Studio album by Bryn Haworth
- Released: 1980
- Recorded: 1980
- Studio: Chapel Lane Studios, Hampton Bishop, Herefordshire
- Genre: R&B, gospel, folk
- Label: Chapel Lane KMCD 854
- Producer: Bryn Haworth, Dave Markee

Bryn Haworth chronology
| Keep the Ball Rolling (1979) | The Gap (1980) | 12 Classics (1981) |

= The Gap (Bryn Haworth album) =

The Gap is the fifth studio album by Bryn Haworth.
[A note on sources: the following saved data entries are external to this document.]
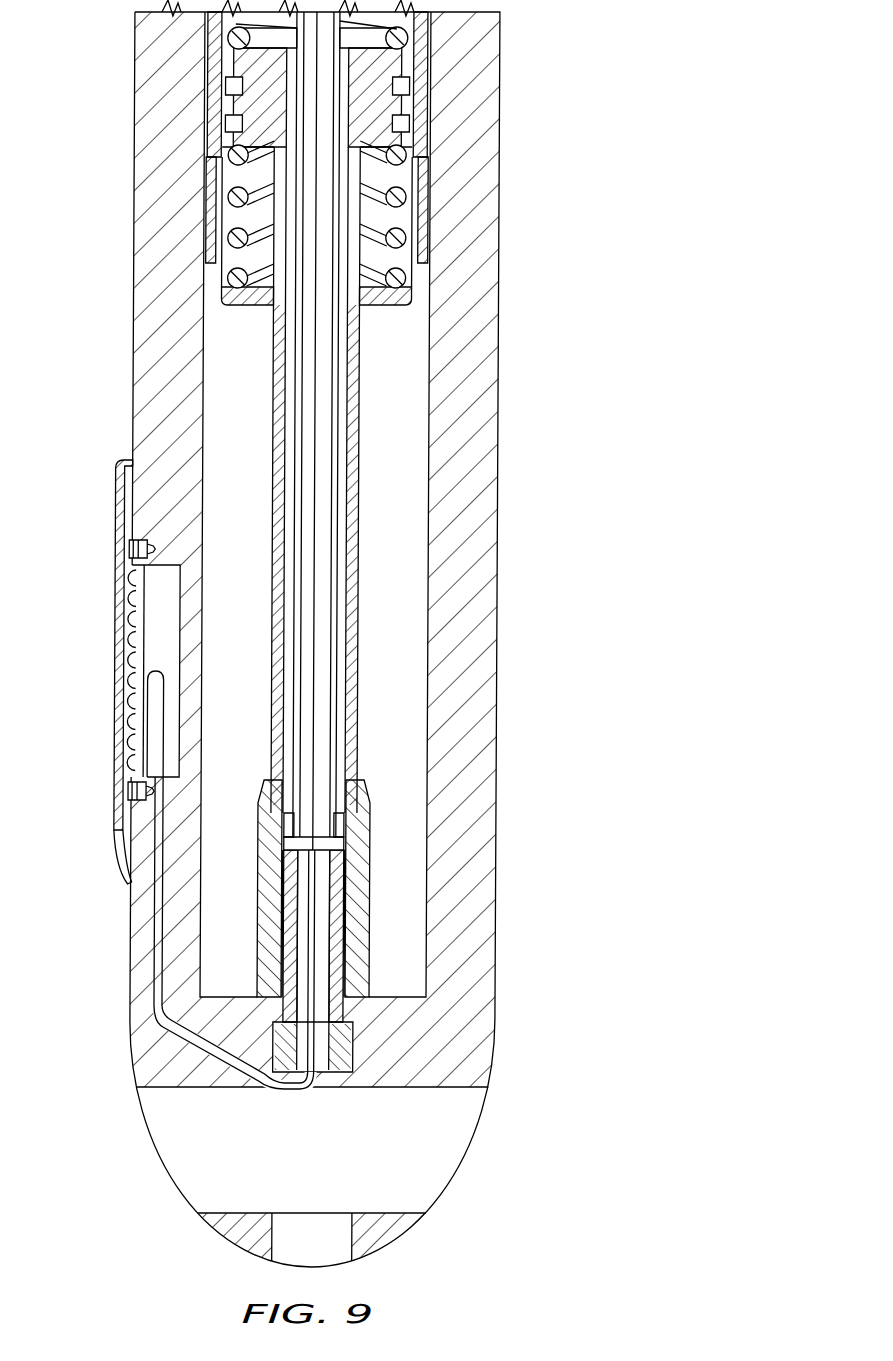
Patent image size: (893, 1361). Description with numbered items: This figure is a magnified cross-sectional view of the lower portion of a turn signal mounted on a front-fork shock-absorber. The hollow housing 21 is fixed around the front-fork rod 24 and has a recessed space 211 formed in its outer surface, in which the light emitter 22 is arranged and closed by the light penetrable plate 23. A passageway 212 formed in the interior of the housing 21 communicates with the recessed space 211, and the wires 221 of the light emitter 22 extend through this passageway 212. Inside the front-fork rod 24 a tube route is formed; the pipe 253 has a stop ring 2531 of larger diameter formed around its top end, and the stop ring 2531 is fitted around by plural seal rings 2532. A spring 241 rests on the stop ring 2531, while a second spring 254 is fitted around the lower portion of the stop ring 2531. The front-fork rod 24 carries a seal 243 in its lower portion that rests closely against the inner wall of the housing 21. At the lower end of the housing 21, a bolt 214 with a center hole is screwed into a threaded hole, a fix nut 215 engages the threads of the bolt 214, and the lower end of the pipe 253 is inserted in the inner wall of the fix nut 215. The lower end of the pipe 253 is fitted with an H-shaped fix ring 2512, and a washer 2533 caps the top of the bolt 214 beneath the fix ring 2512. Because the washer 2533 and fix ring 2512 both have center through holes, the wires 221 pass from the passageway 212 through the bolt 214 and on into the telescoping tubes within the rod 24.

The hollow housing 21 is at (457, 195).
The recessed space 211 is at (168, 600).
The passageway 212 is at (220, 1047).
The bolt 214 is at (345, 1048).
The fix nut 215 is at (370, 925).
The light emitter 22 is at (143, 622).
The wires 221 is at (320, 360).
The light penetrable plate 23 is at (121, 688).
The front-fork rod 24 is at (426, 85).
The spring 241 is at (228, 40).
The seal 243 is at (424, 172).
The pipe 253 is at (357, 330).
The spring 254 is at (401, 246).
The H-shaped fix ring 2512 is at (339, 845).
The stop ring 2531 is at (386, 60).
The seal rings 2532 is at (406, 125).
The washer 2533 is at (341, 883).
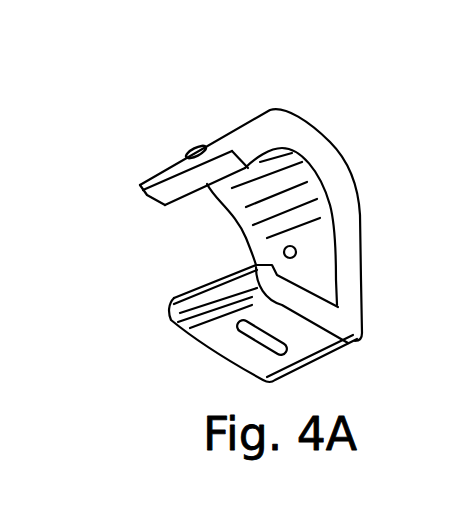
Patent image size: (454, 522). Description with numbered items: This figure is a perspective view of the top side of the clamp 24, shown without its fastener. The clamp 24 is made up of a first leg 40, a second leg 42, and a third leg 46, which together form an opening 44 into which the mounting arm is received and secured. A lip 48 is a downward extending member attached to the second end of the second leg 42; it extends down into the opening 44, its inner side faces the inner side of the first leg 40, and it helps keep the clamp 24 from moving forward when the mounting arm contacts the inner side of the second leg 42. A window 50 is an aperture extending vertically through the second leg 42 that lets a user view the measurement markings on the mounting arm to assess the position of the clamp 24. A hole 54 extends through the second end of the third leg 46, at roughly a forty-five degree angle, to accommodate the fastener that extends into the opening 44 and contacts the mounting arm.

The clamp 24 is at (366, 156).
The first leg 40 is at (347, 235).
The second leg 42 is at (306, 309).
The opening 44 is at (172, 236).
The third leg 46 is at (302, 138).
The lip 48 is at (247, 249).
The window 50 is at (250, 340).
The hole 54 is at (195, 149).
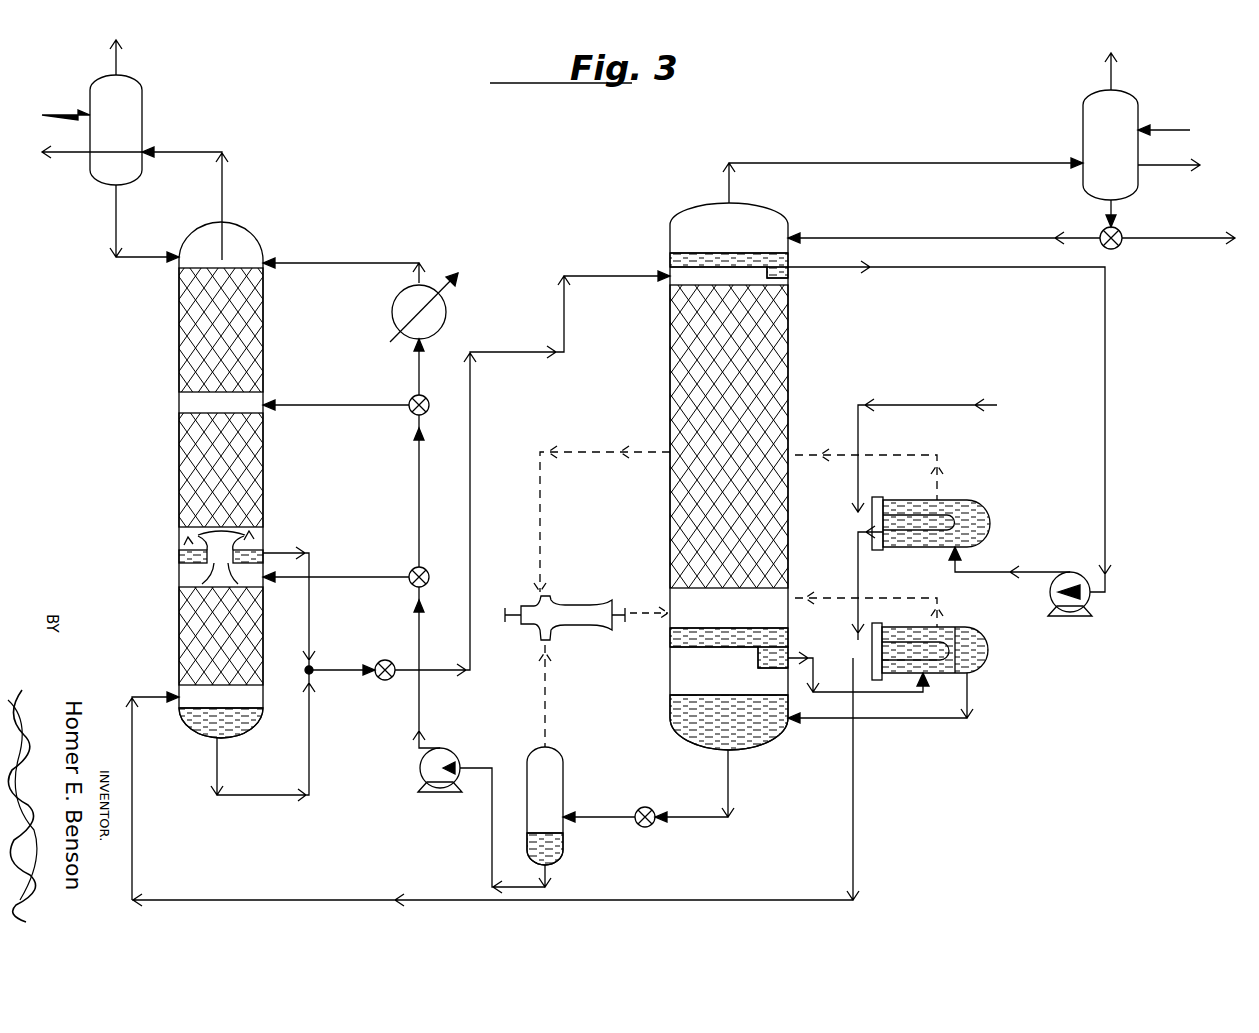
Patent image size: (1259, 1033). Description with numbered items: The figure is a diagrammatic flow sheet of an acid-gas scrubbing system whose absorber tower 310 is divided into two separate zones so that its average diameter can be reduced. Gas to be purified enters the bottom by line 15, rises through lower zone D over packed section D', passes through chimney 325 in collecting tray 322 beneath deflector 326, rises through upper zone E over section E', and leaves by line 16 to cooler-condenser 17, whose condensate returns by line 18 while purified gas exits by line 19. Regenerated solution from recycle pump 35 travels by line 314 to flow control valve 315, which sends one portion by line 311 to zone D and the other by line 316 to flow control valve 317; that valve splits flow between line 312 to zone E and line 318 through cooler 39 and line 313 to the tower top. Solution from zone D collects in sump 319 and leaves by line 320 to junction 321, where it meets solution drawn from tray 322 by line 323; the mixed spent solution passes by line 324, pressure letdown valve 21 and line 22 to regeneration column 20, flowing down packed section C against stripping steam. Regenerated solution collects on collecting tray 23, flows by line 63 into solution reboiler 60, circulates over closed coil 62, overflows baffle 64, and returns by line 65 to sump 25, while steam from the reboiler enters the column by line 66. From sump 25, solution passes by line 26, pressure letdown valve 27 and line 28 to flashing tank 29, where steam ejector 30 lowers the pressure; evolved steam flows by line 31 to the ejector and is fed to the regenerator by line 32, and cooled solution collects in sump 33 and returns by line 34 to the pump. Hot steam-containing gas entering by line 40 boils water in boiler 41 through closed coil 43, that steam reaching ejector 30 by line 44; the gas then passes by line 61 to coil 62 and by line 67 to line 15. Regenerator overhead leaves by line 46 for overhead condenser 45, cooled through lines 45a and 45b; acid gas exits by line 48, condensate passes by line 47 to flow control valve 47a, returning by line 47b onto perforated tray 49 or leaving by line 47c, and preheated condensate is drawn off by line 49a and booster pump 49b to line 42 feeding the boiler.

The line 15 is at (150, 696).
The line 16 is at (222, 178).
The cooler-condenser 17 is at (128, 105).
The line 18 is at (112, 205).
The line 19 is at (119, 60).
The regeneration column 20 is at (723, 484).
The pressure letdown valve 21 is at (385, 682).
The line 22 is at (473, 660).
The collecting tray 23 is at (728, 648).
The sump 25 is at (750, 725).
The line 26 is at (732, 797).
The pressure letdown valve 27 is at (648, 828).
The line 28 is at (605, 817).
The flashing tank 29 is at (555, 765).
The steam ejector 30 is at (590, 595).
The line 31 is at (548, 690).
The line 32 is at (640, 602).
The sump 33 is at (550, 852).
The line 34 is at (490, 818).
The recycle pump 35 is at (424, 766).
The cooler 39 is at (400, 293).
The line 40 is at (925, 402).
The boiler 41 is at (934, 521).
The line 42 is at (995, 570).
The closed coil 43 is at (920, 550).
The line 44 is at (550, 505).
The overhead condenser 45 is at (1098, 127).
The line 45a is at (1170, 128).
The line 45b is at (1165, 172).
The line 46 is at (850, 162).
The line 47 is at (1104, 207).
The flow control valve 47a is at (1118, 248).
The line 47b is at (945, 235).
The line 47c is at (1205, 246).
The line 48 is at (1107, 73).
The perforated tray 49 is at (700, 262).
The line 49a is at (1040, 275).
The booster pump 49b is at (1075, 575).
The solution reboiler 60 is at (955, 654).
The line 61 is at (855, 568).
The closed coil 62 is at (938, 672).
The line 63 is at (905, 698).
The baffle 64 is at (985, 650).
The line 65 is at (970, 705).
The line 66 is at (900, 598).
The line 67 is at (855, 845).
The absorber tower 310 is at (209, 489).
The line 311 is at (352, 578).
The line 312 is at (330, 402).
The line 313 is at (310, 262).
The line 314 is at (414, 640).
The flow control valve 315 is at (416, 566).
The line 316 is at (415, 484).
The flow control valve 317 is at (412, 413).
The line 318 is at (415, 384).
The sump 319 is at (228, 720).
The line 320 is at (250, 797).
The junction 321 is at (312, 662).
The collecting tray 322 is at (190, 570).
The line 323 is at (292, 555).
The line 324 is at (336, 676).
The chimney 325 is at (196, 589).
The deflector 326 is at (215, 527).
The cross-hatched section C is at (760, 355).
The lower zone D is at (138, 633).
The cross-hatched section D' is at (245, 636).
The upper zone E is at (129, 391).
The section E' is at (252, 470).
The album was recorded with the backing musicians from the Eric Clapton Band - Dave Markee, Chris Stainton, Henry Spinetti and Bruce Rowland. It was later released in the US on the Star Song label (SSR—0037) in a different cover, with the "Larry Norman Presents" tag.

==Track listing==
All tracks composed by Bryn Haworth; except where indicated
1. "The Gap"
2. "Egypt"
3. "I Can Do All Things"
4. "New World Coming"
5. "It Would Have Been Me"
6. "Power of the Holy Spirit"
7. "More of You"
8. "New Jerusalem" (Haworth, Dave Markee)
9. "No Time"
10. "Send Down the Rain" (Haworth, Gordon Haskell)

==Personnel==
- Bryn Haworth - guitar, mandolin, harpolek, vocals
- Henry Spinetti - drums
- Dave Markee - bass, mandocello
- Chris Stainton - keyboards
- Bruce Rowland - percussion
- Technical
- Bryn Haworth, Dave Markee - producer
- Paul Cobbold - engineer

The album was digitally re-mastered and re-released in July 2008 on Chapel Lane Records (KMCD 854).